Dia menjelaskan, ada tiga faktor yang menurutnya menjadi kunci dari kerukunan di Kampung Sawah. Yaitu nasihat orangtua, faktor keturunan dan budaya Betawi, serta contoh kerukunan dari para tokoh agama di sana.

"Baik tokoh Islam, tokoh Muslim, harus bisa bagaimana mengarahkan generasi penerus bangsa ini. Jangan jadi orang tua malah jadi provokator. Bahaya, bahaya. Jadi orang tua itu harus mengayomi, mengarahkan," tutur Rahmaddin.

Para tokoh agama di Kampung Sawah juga memiliki pertemuan rutin untuk membicarakan kesejahteraan daerahnya. Rahmaddin menyebut, wadah pertemuan ini dinamakan Forum Umat Beragama (FUB).

Mengingat sebentar lagi perayaan Natal akan tiba, Rahmaddin menjelaskan bagaimana pihaknya dari Yayasan Fisabillilah selalu siap membantu saudaranya dari umat Kristiani. Terutama dalam hal keamanan selama ibadah dan perayaan berlangsung. Kebetulan, Masjid Agung Al Jauhar Yasfi juga memiliki lapangan parkir yang luas, sehingga bisa dipinjamkan kepada jemaat gereja yang butuh tempat parkir.

"Nah tapi kalau yang menyangkut masalah agama, masalah akidah, keyakinan, itu tidak ada toleransi. Masing-masing. Karena Islam mengajarkan lakum diinukum waliyadin. Saling menghormati, saling menghargai, jaga jangan sampai ada ketersinggungan. Itu aja kuncinya," ungkap Rahmaddin.
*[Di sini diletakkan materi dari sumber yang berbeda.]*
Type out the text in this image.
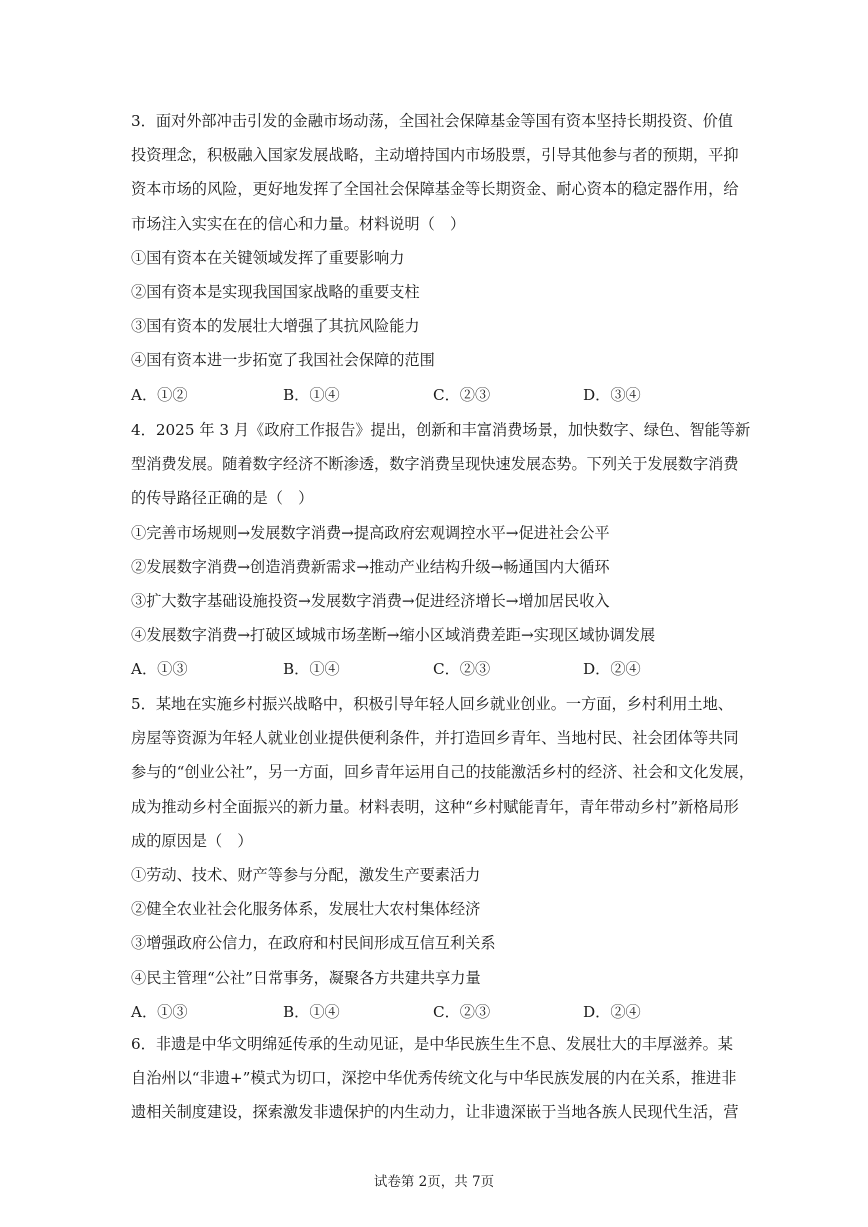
3．面对外部冲击引发的金融市场动荡，全国社会保障基金等国有资本坚持长期投资、价值
投资理念，积极融入国家发展战略，主动增持国内市场股票，引导其他参与者的预期，平抑
资本市场的风险，更好地发挥了全国社会保障基金等长期资金、耐心资本的稳定器作用，给
市场注入实实在在的信心和力量。材料说明（　）

①国有资本在关键领域发挥了重要影响力

②国有资本是实现我国国家战略的重要支柱

③国有资本的发展壮大增强了其抗风险能力

④国有资本进一步拓宽了我国社会保障的范围

A．①②	B．①④	C．②③	D．③④

4．2025 年 3 月《政府工作报告》提出，创新和丰富消费场景，加快数字、绿色、智能等新
型消费发展。随着数字经济不断渗透，数字消费呈现快速发展态势。下列关于发展数字消费
的传导路径正确的是（　）

①完善市场规则→发展数字消费→提高政府宏观调控水平→促进社会公平

②发展数字消费→创造消费新需求→推动产业结构升级→畅通国内大循环

③扩大数字基础设施投资→发展数字消费→促进经济增长→增加居民收入

④发展数字消费→打破区域城市场垄断→缩小区域消费差距→实现区域协调发展

A．①③	B．①④	C．②③	D．②④

5．某地在实施乡村振兴战略中，积极引导年轻人回乡就业创业。一方面，乡村利用土地、
房屋等资源为年轻人就业创业提供便利条件，并打造回乡青年、当地村民、社会团体等共同
参与的“创业公社”，另一方面，回乡青年运用自己的技能激活乡村的经济、社会和文化发展，
成为推动乡村全面振兴的新力量。材料表明，这种“乡村赋能青年，青年带动乡村”新格局形
成的原因是（　）

①劳动、技术、财产等参与分配，激发生产要素活力

②健全农业社会化服务体系，发展壮大农村集体经济

③增强政府公信力，在政府和村民间形成互信互利关系

④民主管理“公社”日常事务，凝聚各方共建共享力量

A．①③	B．①④	C．②③	D．②④

6．非遗是中华文明绵延传承的生动见证，是中华民族生生不息、发展壮大的丰厚滋养。某
自治州以“非遗+”模式为切口，深挖中华优秀传统文化与中华民族发展的内在关系，推进非
遗相关制度建设，探索激发非遗保护的内生动力，让非遗深嵌于当地各族人民现代生活，营

试卷第 2页，共 7页
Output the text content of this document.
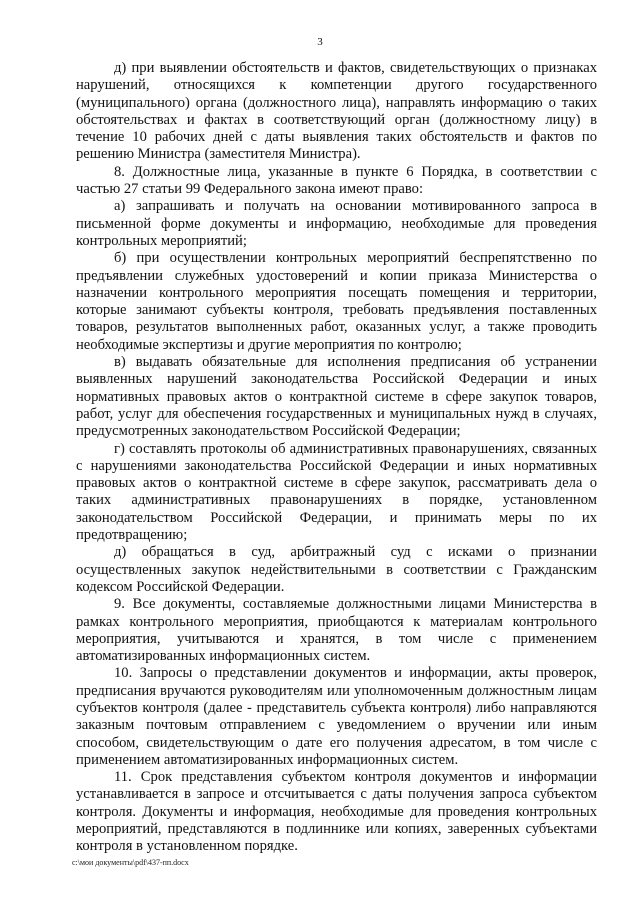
3

д) при выявлении обстоятельств и фактов, свидетельствующих о признаках нарушений, относящихся к компетенции другого государственного (муниципального) органа (должностного лица), направлять информацию о таких обстоятельствах и фактах в соответствующий орган (должностному лицу) в течение 10 рабочих дней с даты выявления таких обстоятельств и фактов по решению Министра (заместителя Министра).

8. Должностные лица, указанные в пункте 6 Порядка, в соответствии с частью 27 статьи 99 Федерального закона имеют право:

а) запрашивать и получать на основании мотивированного запроса в письменной форме документы и информацию, необходимые для проведения контрольных мероприятий;

б) при осуществлении контрольных мероприятий беспрепятственно по предъявлении служебных удостоверений и копии приказа Министерства о назначении контрольного мероприятия посещать помещения и территории, которые занимают субъекты контроля, требовать предъявления поставленных товаров, результатов выполненных работ, оказанных услуг, а также проводить необходимые экспертизы и другие мероприятия по контролю;

в) выдавать обязательные для исполнения предписания об устранении выявленных нарушений законодательства Российской Федерации и иных нормативных правовых актов о контрактной системе в сфере закупок товаров, работ, услуг для обеспечения государственных и муниципальных нужд в случаях, предусмотренных законодательством Российской Федерации;

г) составлять протоколы об административных правонарушениях, связанных с нарушениями законодательства Российской Федерации и иных нормативных правовых актов о контрактной системе в сфере закупок, рассматривать дела о таких административных правонарушениях в порядке, установленном законодательством Российской Федерации, и принимать меры по их предотвращению;

д) обращаться в суд, арбитражный суд с исками о признании осуществленных закупок недействительными в соответствии с Гражданским кодексом Российской Федерации.

9. Все документы, составляемые должностными лицами Министерства в рамках контрольного мероприятия, приобщаются к материалам контрольного мероприятия, учитываются и хранятся, в том числе с применением автоматизированных информационных систем.

10. Запросы о представлении документов и информации, акты проверок, предписания вручаются руководителям или уполномоченным должностным лицам субъектов контроля (далее - представитель субъекта контроля) либо направляются заказным почтовым отправлением с уведомлением о вручении или иным способом, свидетельствующим о дате его получения адресатом, в том числе с применением автоматизированных информационных систем.

11. Срок представления субъектом контроля документов и информации устанавливается в запросе и отсчитывается с даты получения запроса субъектом контроля. Документы и информация, необходимые для проведения контрольных мероприятий, представляются в подлиннике или копиях, заверенных субъектами контроля в установленном порядке.

c:\мои документы\pdf\437-пп.docx
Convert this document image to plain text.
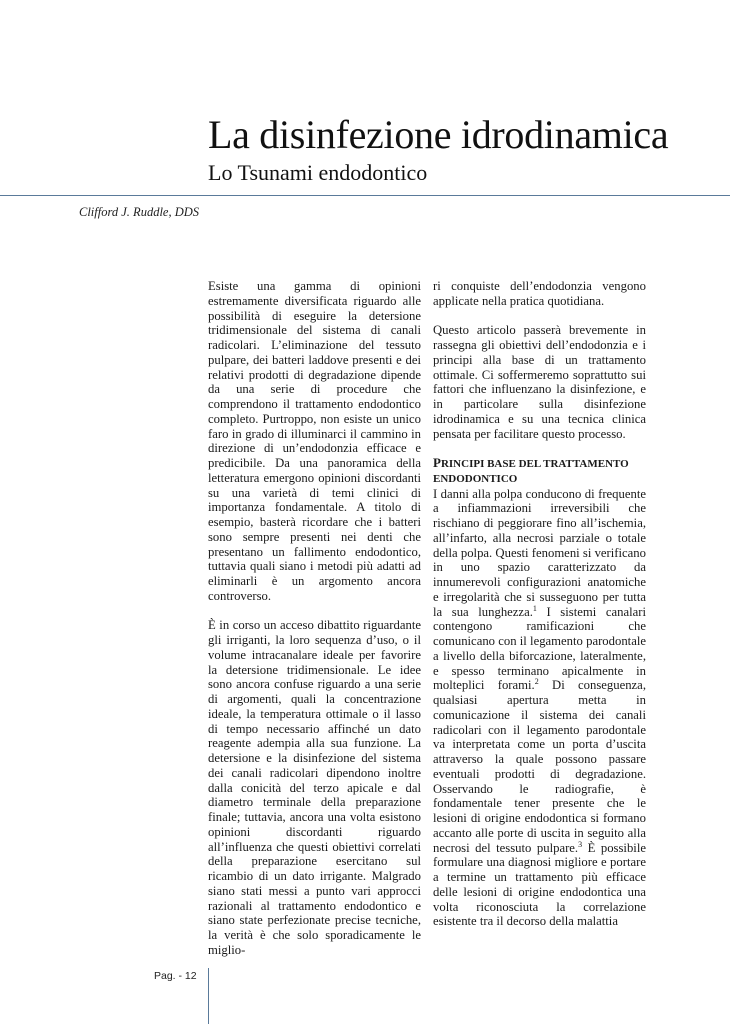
La disinfezione idrodinamica
Lo Tsunami endodontico
Clifford J. Ruddle, DDS

Esiste una gamma di opinioni estremamente diversificata riguardo alle possibilità di eseguire la detersione tridimensionale del sistema di canali radicolari. L’eliminazione del tessuto pulpare, dei batteri laddove presenti e dei relativi prodotti di degradazione dipende da una serie di procedure che comprendono il trattamento endodontico completo. Purtroppo, non esiste un unico faro in grado di illuminarci il cammino in direzione di un’endodonzia efficace e predicibile. Da una panoramica della letteratura emergono opinioni discordanti su una varietà di temi clinici di importanza fondamentale. A titolo di esempio, basterà ricordare che i batteri sono sempre presenti nei denti che presentano un fallimento endodontico, tuttavia quali siano i metodi più adatti ad eliminarli è un argomento ancora controverso.

È in corso un acceso dibattito riguardante gli irriganti, la loro sequenza d’uso, o il volume intracanalare ideale per favorire la detersione tridimensionale. Le idee sono ancora confuse riguardo a una serie di argomenti, quali la concentrazione ideale, la temperatura ottimale o il lasso di tempo necessario affinché un dato reagente adempia alla sua funzione. La detersione e la disinfezione del sistema dei canali radicolari dipendono inoltre dalla conicità del terzo apicale e dal diametro terminale della preparazione finale; tuttavia, ancora una volta esistono opinioni discordanti riguardo all’influenza che questi obiettivi correlati della preparazione esercitano sul ricambio di un dato irrigante. Malgrado siano stati messi a punto vari approcci razionali al trattamento endodontico e siano state perfezionate precise tecniche, la verità è che solo sporadicamente le miglio-

ri conquiste dell’endodonzia vengono applicate nella pratica quotidiana.

Questo articolo passerà brevemente in rassegna gli obiettivi dell’endodonzia e i principi alla base di un trattamento ottimale. Ci soffermeremo soprattutto sui fattori che influenzano la disinfezione, e in particolare sulla disinfezione idrodinamica e su una tecnica clinica pensata per facilitare questo processo.

PRINCIPI BASE DEL TRATTAMENTO ENDODONTICO

I danni alla polpa conducono di frequente a infiammazioni irreversibili che rischiano di peggiorare fino all’ischemia, all’infarto, alla necrosi parziale o totale della polpa. Questi fenomeni si verificano in uno spazio caratterizzato da innumerevoli configurazioni anatomiche e irregolarità che si susseguono per tutta la sua lunghezza.$^1$ I sistemi canalari contengono ramificazioni che comunicano con il legamento parodontale a livello della biforcazione, lateralmente, e spesso terminano apicalmente in molteplici forami.$^2$ Di conseguenza, qualsiasi apertura metta in comunicazione il sistema dei canali radicolari con il legamento parodontale va interpretata come un porta d’uscita attraverso la quale possono passare eventuali prodotti di degradazione. Osservando le radiografie, è fondamentale tener presente che le lesioni di origine endodontica si formano accanto alle porte di uscita in seguito alla necrosi del tessuto pulpare.$^3$ È possibile formulare una diagnosi migliore e portare a termine un trattamento più efficace delle lesioni di origine endodontica una volta riconosciuta la correlazione esistente tra il decorso della malattia

Pag. - 12
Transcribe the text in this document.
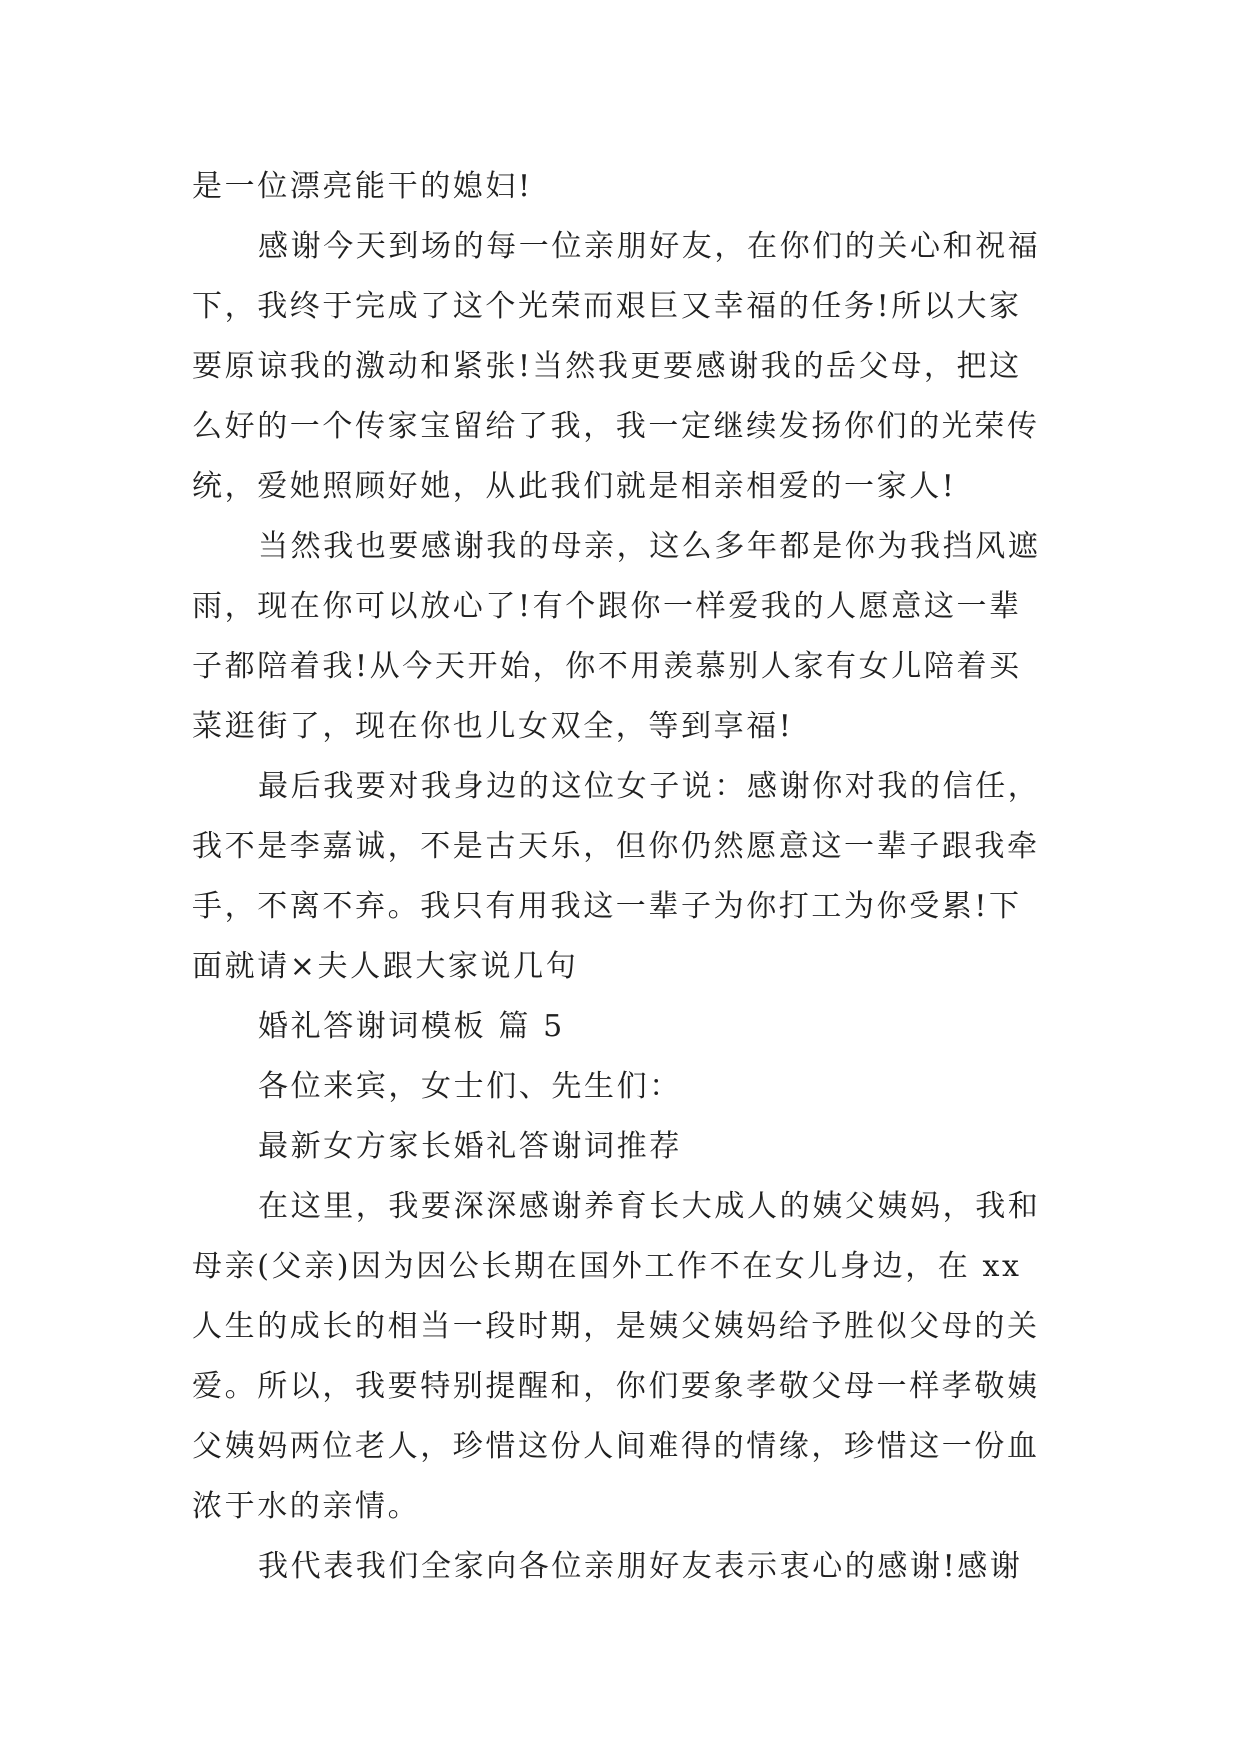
是一位漂亮能干的媳妇!
感谢今天到场的每一位亲朋好友，在你们的关心和祝福
下，我终于完成了这个光荣而艰巨又幸福的任务!所以大家
要原谅我的激动和紧张!当然我更要感谢我的岳父母，把这
么好的一个传家宝留给了我，我一定继续发扬你们的光荣传
统，爱她照顾好她，从此我们就是相亲相爱的一家人!
当然我也要感谢我的母亲，这么多年都是你为我挡风遮
雨，现在你可以放心了!有个跟你一样爱我的人愿意这一辈
子都陪着我!从今天开始，你不用羡慕别人家有女儿陪着买
菜逛街了，现在你也儿女双全，等到享福!
最后我要对我身边的这位女子说：感谢你对我的信任，
我不是李嘉诚，不是古天乐，但你仍然愿意这一辈子跟我牵
手，不离不弃。我只有用我这一辈子为你打工为你受累!下
面就请×夫人跟大家说几句
婚礼答谢词模板 篇 5
各位来宾，女士们、先生们：
最新女方家长婚礼答谢词推荐
在这里，我要深深感谢养育长大成人的姨父姨妈，我和
母亲(父亲)因为因公长期在国外工作不在女儿身边，在 xx
人生的成长的相当一段时期，是姨父姨妈给予胜似父母的关
爱。所以，我要特别提醒和，你们要象孝敬父母一样孝敬姨
父姨妈两位老人，珍惜这份人间难得的情缘，珍惜这一份血
浓于水的亲情。
我代表我们全家向各位亲朋好友表示衷心的感谢!感谢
Tak ada perjanjian yang ditulis secara hitam dan putih dalam hal membantu. Yang ada hanyalah nilai luhur dan rasa persaudaraan, mengalir bagai darah bagi warga Kampung Sawah.

Saling Membantu Meski Beda Keyakinan

Wakil Ketua Dewan Paroki Gereja Santo Servatius, Mathius Nalih Ungin
Wakil Ketua Dewan Paroki Gereja Santo Servatius Kampung Sawah, Mathius Nalih Ungin menjelaskan akan pentingnya nilai Pancasila dalam memupuk kerukunan antar warga berbeda keyakinan. (Foto: Zulfikar Abubakar/Liputan6.com)

Senada dengan ketulusan Rahmaddin dalam membantu saudaranya yang berbeda agama, Wakil Ketua Dewan Paroki Servatius Mathius Nalih Ungin menjelaskan, gerejanya juga rajin mengajarkan nilai kerukunan pada para jemaatnya. Bahkan, mereka memiliki program khusus bernama Forum Nasional Kebangsaan untuk generasi muda.

Dia berharap, hal ini juga bisa memberi pengertian kepada generasi penerus untuk mempertahankan hal baik yang ada di Kampung Sawah. Karena, hidup bersama dan berbeda adalah sesuatu yang indah dan harus dijaga.

"Kemah kebangsaan itu akan dihadiri oleh orang-orang muda yang terdiri dari lintas agama. Ada Islam, ada Hindu, ada Buddha, ada Kristen, Katolik, dan kemah kebangsaan itu mengajarkan soal toleransi," ucap Nalih kepada Liputan6.com.

Dia menegaskan, para pendiri bangsa Indonesia pun sudah lama menyadari pentingnya paham akan perbedaan. Ini dicerminkan melalui ideologi Pancasila.

"Pancasila itu menjadi sumber penguat. Maka kalau semua orang memahami atau mencoba mengangkat nilai-nilai Pancasila, sebetulnya aman. Kalau semua orang memahami nilai-nilai Pancasila sebetulnya damai," ujar dia.

Nalih yakin, masyarakat Indonesia di wilayah lain pun bisa seperti Kampung Sawah, asal tak menutup diri atau mengedepankan egoisme. Indonesia memang sudah beragam, karenanya dia mengajak agar semuanya bisa hidup bersama dan memeluk perbedaan.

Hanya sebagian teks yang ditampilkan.